Originally Posted By: turboseize
With Uniroyal, it depends which Uniroyal you get. American Uniroyal is owned by Michelin, Belgian Uniroyal belongs to Continental. I only have experience with the latter.
Belgian/European Uniroyal have for ages had the marketing the claim "the rain tyre", and this is one of the very few times advertising and marketing hold true. I drive their Rain Expert in 195/69R15 88V on my Saab 900 turbo in spring and autumn. This Tyre is very good in the wet and plain
insanely impressive regarding aquaplaning. It also rides very comfortably.
This comes at a price: wet traction requires a soft rubber compound, so they wear fast (even by european standards). Aquaplaning resistance means lots of negative space in the very deep profile, which means dry traction and handling suffers. (A lot!) Comfortable rides means soft sidewalls, which impairs steering response and thus high-speed* stability.
If you drive a lot at highway speeds and live in a cold-wet climate, they are excellent. If you want a crisp handling, sticky tyre for spirited drives on funny mountain roads on a hot summers day, they could not be worse. Yes, on a hot summer day and some windy mountain road, they feel worse than a winter tyre. But in the wet, on the other hand, they're [censored] brilliant. Just make sure you know what you are getting yourself into. This is a rain tyre. A full wet. (And like a full wet racing tyre, a few laps at a racetrack in the dry will kill it. It is
that soft. I know a guy who relied the weather forecast, showed up to a track day with Uniroyals on, but then the clouds drifted away and they had a sunny day. Ruined a new set of tyres in less than 300km.)

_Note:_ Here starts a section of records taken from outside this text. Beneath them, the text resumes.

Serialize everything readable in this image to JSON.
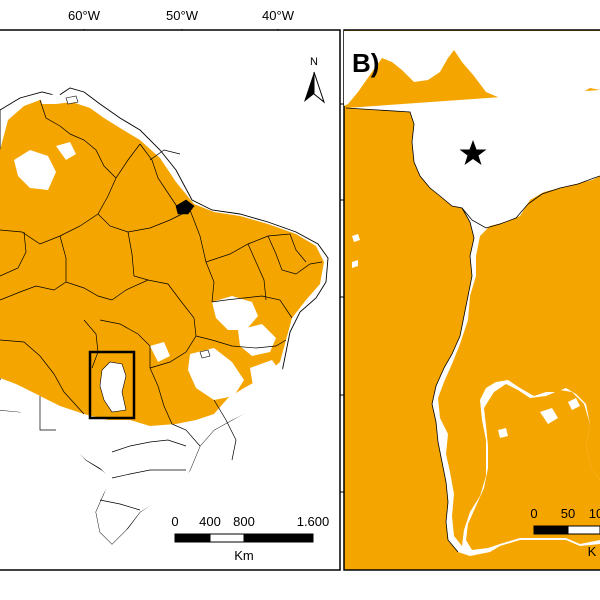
{
  "colors": {
    "range": "#F5A500",
    "background": "#ffffff",
    "border": "#000000"
  },
  "map_a": {
    "longitude_ticks": [
      "60°W",
      "50°W",
      "40°W"
    ],
    "north_label": "N",
    "scale_bar": {
      "tick_labels": [
        "0",
        "400",
        "800",
        "1.600"
      ],
      "unit": "Km"
    }
  },
  "map_b": {
    "panel_label": "B)",
    "marker_icon": "star-icon",
    "scale_bar": {
      "tick_labels": [
        "0",
        "50",
        "10"
      ],
      "unit": "K"
    }
  }
}
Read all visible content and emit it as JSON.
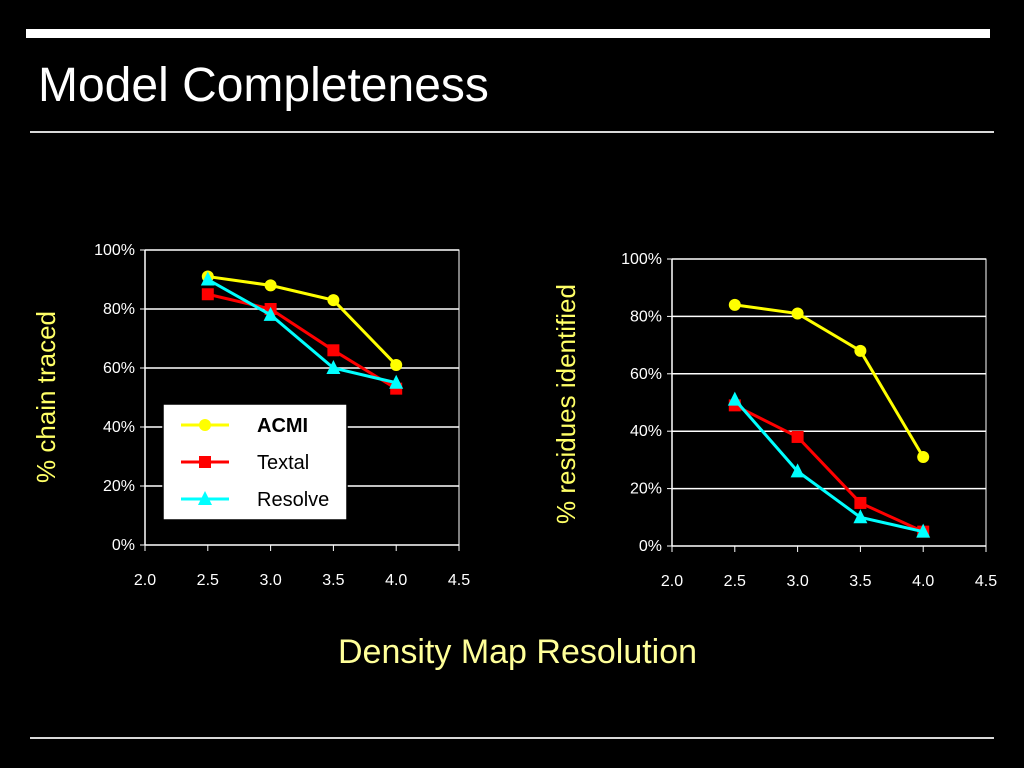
{
  "slide": {
    "title": "Model Completeness",
    "shared_xlabel": "Density Map Resolution"
  },
  "colors": {
    "background": "#000000",
    "title": "#ffffff",
    "axis_label": "#ffff66",
    "acmi": "#ffff00",
    "textal": "#ff0000",
    "resolve": "#00ffff"
  },
  "chart_data": [
    {
      "type": "line",
      "title": "",
      "xlabel": "",
      "ylabel": "% chain traced",
      "xlim": [
        2.0,
        4.5
      ],
      "ylim": [
        0,
        100
      ],
      "x_ticks": [
        "2.0",
        "2.5",
        "3.0",
        "3.5",
        "4.0",
        "4.5"
      ],
      "y_ticks": [
        "0%",
        "20%",
        "40%",
        "60%",
        "80%",
        "100%"
      ],
      "grid": true,
      "legend": "bottom-left inside",
      "series": [
        {
          "name": "ACMI",
          "marker": "circle",
          "color": "#ffff00",
          "x": [
            2.5,
            3.0,
            3.5,
            4.0
          ],
          "y": [
            91,
            88,
            83,
            61
          ]
        },
        {
          "name": "Textal",
          "marker": "square",
          "color": "#ff0000",
          "x": [
            2.5,
            3.0,
            3.5,
            4.0
          ],
          "y": [
            85,
            80,
            66,
            53
          ]
        },
        {
          "name": "Resolve",
          "marker": "triangle",
          "color": "#00ffff",
          "x": [
            2.5,
            3.0,
            3.5,
            4.0
          ],
          "y": [
            90,
            78,
            60,
            55
          ]
        }
      ]
    },
    {
      "type": "line",
      "title": "",
      "xlabel": "",
      "ylabel": "% residues identified",
      "xlim": [
        2.0,
        4.5
      ],
      "ylim": [
        0,
        100
      ],
      "x_ticks": [
        "2.0",
        "2.5",
        "3.0",
        "3.5",
        "4.0",
        "4.5"
      ],
      "y_ticks": [
        "0%",
        "20%",
        "40%",
        "60%",
        "80%",
        "100%"
      ],
      "grid": true,
      "legend": "none",
      "series": [
        {
          "name": "ACMI",
          "marker": "circle",
          "color": "#ffff00",
          "x": [
            2.5,
            3.0,
            3.5,
            4.0
          ],
          "y": [
            84,
            81,
            68,
            31
          ]
        },
        {
          "name": "Textal",
          "marker": "square",
          "color": "#ff0000",
          "x": [
            2.5,
            3.0,
            3.5,
            4.0
          ],
          "y": [
            49,
            38,
            15,
            5
          ]
        },
        {
          "name": "Resolve",
          "marker": "triangle",
          "color": "#00ffff",
          "x": [
            2.5,
            3.0,
            3.5,
            4.0
          ],
          "y": [
            51,
            26,
            10,
            5
          ]
        }
      ]
    }
  ]
}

I have written an extensive review on them on my blog. Articles are in German, but google translate might help. In case it doesn't, feel free to ask me for clarifications.
first impressions:
https://turboseize.wordpress.com/2016/04/18/winterreifen-sommerreifen-regenreifen/
after 15.000km:
https://turboseize.wordpress.com/2016/09/17/reifenerfahrungen-uniroyal-rain-expert/
*not legal anywhere on the planet except certain roads in Germany. But in case you are interested, the delayed steering response makes the driver exaggerate his steering inputs when keeping in his lane at speed around and above 200km/h. The driver makes a slight correction, the car does not follow, so he turns in more. Then, the car reacts, but steering input was to great, so the driver has to counteract. And as again, the input is delayed, he is likely to overcorrect, meaning the car will start to sway... There is only one remedy: keep cool, aim grossly for a line and then let the car dance around that line. Do not get seduced to try to drive a nice line.. you can't, and you will make it worse. Stay cool and just ride it out.
This perfectly mirrors my experience with Rain Expert, albeit in 185/60 r14. Mounted on wife's Sporting they lasted 18K km. Guess 4 months of dry +30 weather didn't help. They do make excellent winter tyre for us southerners though.